Plus généralement, toute politique non libérale peut s’emparer du phénomène national à ses propres fins, mais elle risque aussi d’être utilisée par le nationalisme qu’elle croyait utiliser. Ainsi en est-il des Lumières, qui estimaient que les cultures, faites de coutumes et de dogmes, provoquent les conflits et apportent la violence, alors que la nature, à travers la raison universelle et une morale univoque, témoigne de l’unité de l’homme. Mais la réaction romantique s’est chargée de montrer que c’est la nature qui est diversité, chatoiement, vie, tradition, singularité, et que c’est elle qui doit arrêter la nouvelle culture uniformisatrice, abstraite, aliénante et mercantile. Tout était donc inversé, renversé. C’est la même chose depuis deux siècles : à chaque vague de nationalisme, les intellectuels universalistes ont pensé que c’était le dernier âge des nations [1] Et une nouvelle vague déferle presque à chaque génération. Nous pouvons ainsi distinguer au moins cinq vagues différentes de nationalisme [2] :
Au moment des révolutions françaises et américaines, des nationalités émancipaient un peuple.
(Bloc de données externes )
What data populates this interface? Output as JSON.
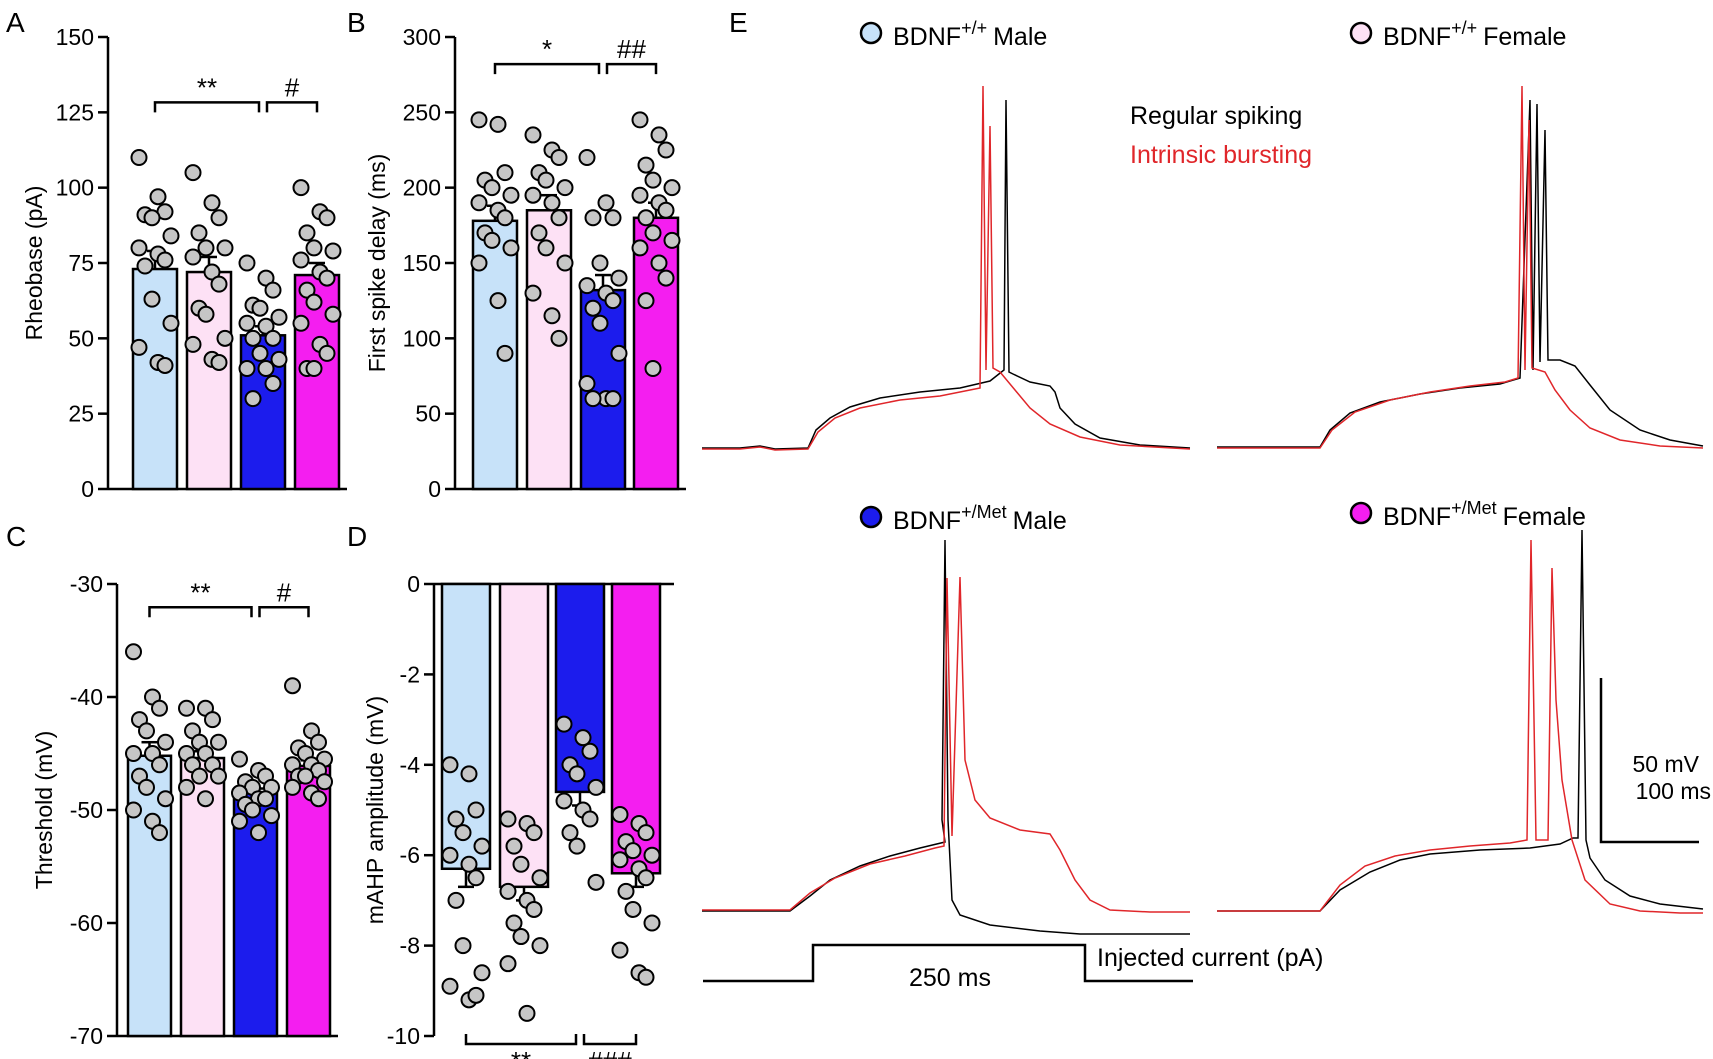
{
  "colors": {
    "wt_male": "#c7e2f9",
    "wt_female": "#fde1f5",
    "met_male": "#1c1ced",
    "met_female": "#f41ef0",
    "dot": "#c6c6c6",
    "regular": "#000000",
    "bursting": "#e0262a"
  },
  "chart_data": [
    {
      "panel": "A",
      "type": "bar",
      "ylabel": "Rheobase (pA)",
      "ylim": [
        0,
        150
      ],
      "yticks": [
        0,
        25,
        50,
        75,
        100,
        125,
        150
      ],
      "categories": [
        "BDNF+/+ Male",
        "BDNF+/+ Female",
        "BDNF+/Met Male",
        "BDNF+/Met Female"
      ],
      "values": [
        73,
        72,
        51,
        71
      ],
      "sem": [
        6,
        5,
        3,
        4
      ],
      "points": [
        [
          110,
          97,
          92,
          91,
          90,
          84,
          80,
          78,
          76,
          74,
          63,
          55,
          47,
          42,
          41
        ],
        [
          105,
          95,
          90,
          85,
          80,
          80,
          77,
          72,
          68,
          60,
          58,
          50,
          48,
          43,
          42
        ],
        [
          75,
          70,
          66,
          61,
          60,
          57,
          55,
          54,
          50,
          50,
          45,
          43,
          40,
          40,
          35,
          30
        ],
        [
          100,
          92,
          90,
          85,
          80,
          79,
          76,
          72,
          70,
          66,
          62,
          58,
          55,
          48,
          45,
          40,
          40
        ]
      ],
      "sig": [
        {
          "label": "**",
          "from": 0,
          "to": 2,
          "y": 125
        },
        {
          "label": "#",
          "from": 2,
          "to": 3,
          "y": 125
        }
      ]
    },
    {
      "panel": "B",
      "type": "bar",
      "ylabel": "First spike delay (ms)",
      "ylim": [
        0,
        300
      ],
      "yticks": [
        0,
        50,
        100,
        150,
        200,
        250,
        300
      ],
      "categories": [
        "BDNF+/+ Male",
        "BDNF+/+ Female",
        "BDNF+/Met Male",
        "BDNF+/Met Female"
      ],
      "values": [
        178,
        185,
        132,
        180
      ],
      "sem": [
        10,
        10,
        10,
        10
      ],
      "points": [
        [
          245,
          242,
          210,
          205,
          200,
          195,
          190,
          185,
          180,
          170,
          165,
          160,
          150,
          125,
          90
        ],
        [
          235,
          225,
          220,
          210,
          205,
          200,
          195,
          190,
          180,
          170,
          160,
          150,
          130,
          115,
          100
        ],
        [
          220,
          190,
          180,
          180,
          150,
          140,
          135,
          130,
          125,
          120,
          110,
          90,
          70,
          60,
          60,
          60
        ],
        [
          245,
          235,
          225,
          215,
          205,
          200,
          195,
          190,
          185,
          180,
          170,
          165,
          160,
          150,
          140,
          125,
          80
        ]
      ],
      "sig": [
        {
          "label": "*",
          "from": 0,
          "to": 2,
          "y": 290
        },
        {
          "label": "##",
          "from": 2,
          "to": 3,
          "y": 290
        }
      ]
    },
    {
      "panel": "C",
      "type": "bar",
      "ylabel": "Threshold (mV)",
      "ylim": [
        -70,
        -30
      ],
      "yticks": [
        -70,
        -60,
        -50,
        -40,
        -30
      ],
      "categories": [
        "BDNF+/+ Male",
        "BDNF+/+ Female",
        "BDNF+/Met Male",
        "BDNF+/Met Female"
      ],
      "values": [
        -45.2,
        -45.4,
        -48.5,
        -46.1
      ],
      "sem": [
        1.2,
        0.6,
        0.4,
        0.5
      ],
      "points": [
        [
          -36,
          -40,
          -41,
          -42,
          -43,
          -44,
          -45,
          -45,
          -46,
          -47,
          -48,
          -49,
          -50,
          -51,
          -52
        ],
        [
          -41,
          -41,
          -42,
          -43,
          -44,
          -44,
          -45,
          -45,
          -46,
          -46,
          -47,
          -47,
          -48,
          -49
        ],
        [
          -45.5,
          -46.5,
          -47,
          -47.5,
          -48,
          -48,
          -48.5,
          -49,
          -49,
          -49.5,
          -50,
          -50.5,
          -51,
          -52
        ],
        [
          -39,
          -43,
          -44,
          -44.5,
          -45,
          -45.5,
          -46,
          -46,
          -46.5,
          -47,
          -47,
          -47.5,
          -48,
          -48.5,
          -49
        ]
      ],
      "sig": [
        {
          "label": "**",
          "from": 0,
          "to": 2,
          "y": -31
        },
        {
          "label": "#",
          "from": 2,
          "to": 3,
          "y": -31
        }
      ]
    },
    {
      "panel": "D",
      "type": "bar",
      "ylabel": "mAHP amplitude (mV)",
      "ylim": [
        -10,
        0
      ],
      "yticks": [
        -10,
        -8,
        -6,
        -4,
        -2,
        0
      ],
      "categories": [
        "BDNF+/+ Male",
        "BDNF+/+ Female",
        "BDNF+/Met Male",
        "BDNF+/Met Female"
      ],
      "values": [
        -6.3,
        -6.7,
        -4.6,
        -6.4
      ],
      "sem": [
        0.4,
        0.3,
        0.3,
        0.3
      ],
      "points": [
        [
          -4,
          -4.2,
          -5,
          -5.2,
          -5.5,
          -5.8,
          -6,
          -6.2,
          -6.5,
          -7,
          -8,
          -8.6,
          -8.9,
          -9.2,
          -9.1
        ],
        [
          -5.2,
          -5.3,
          -5.5,
          -5.8,
          -6.2,
          -6.5,
          -6.8,
          -7,
          -7.2,
          -7.5,
          -7.8,
          -8,
          -8.4,
          -9.5
        ],
        [
          -3.1,
          -3.4,
          -3.7,
          -4,
          -4.2,
          -4.5,
          -4.8,
          -5,
          -5.2,
          -5.5,
          -5.8,
          -6.6
        ],
        [
          -5.1,
          -5.3,
          -5.5,
          -5.7,
          -5.9,
          -6,
          -6.1,
          -6.3,
          -6.5,
          -6.8,
          -7.2,
          -7.5,
          -8.1,
          -8.6,
          -8.7
        ]
      ],
      "sig": [
        {
          "label": "**",
          "from": 0,
          "to": 2,
          "y": -10.5,
          "below": true
        },
        {
          "label": "###",
          "from": 2,
          "to": 3,
          "y": -10.5,
          "below": true
        }
      ]
    }
  ],
  "panels": {
    "A": "A",
    "B": "B",
    "C": "C",
    "D": "D",
    "E": "E"
  },
  "traces": {
    "wt_male": {
      "prefix": "BDNF",
      "sup": "+/+",
      "suffix": "Male"
    },
    "wt_female": {
      "prefix": "BDNF",
      "sup": "+/+",
      "suffix": "Female"
    },
    "met_male": {
      "prefix": "BDNF",
      "sup": "+/Met",
      "suffix": "Male"
    },
    "met_female": {
      "prefix": "BDNF",
      "sup": "+/Met",
      "suffix": "Female"
    },
    "regular_label": "Regular spiking",
    "bursting_label": "Intrinsic bursting",
    "scale_mv": "50 mV",
    "scale_ms": "100 ms",
    "injected_label": "Injected current (pA)",
    "duration_label": "250 ms"
  }
}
En France, s’émanciper d’un régime absolutiste, et en émanciper aussi les autres peuples, mettait autant l’accent sur ce qui était national que ce qui était révolutionnaire et tendait à les confondre. En Amérique, au Nord puis au Sud, les anciens colonisateurs décidèrent de se gouverner eux-mêmes, de ne plus être assujettis à des Européens lointains et méprisants. Ce fut une première vague républicaine.
En appelant le genre humain à suivre l’universel exemple français, la Révolution exporta trop bien le sentiment national, notamment grâce à l’impérialisme napoléonien, la restauration conservatrice et la colonisation républicaine. Ce fut une vague romantique.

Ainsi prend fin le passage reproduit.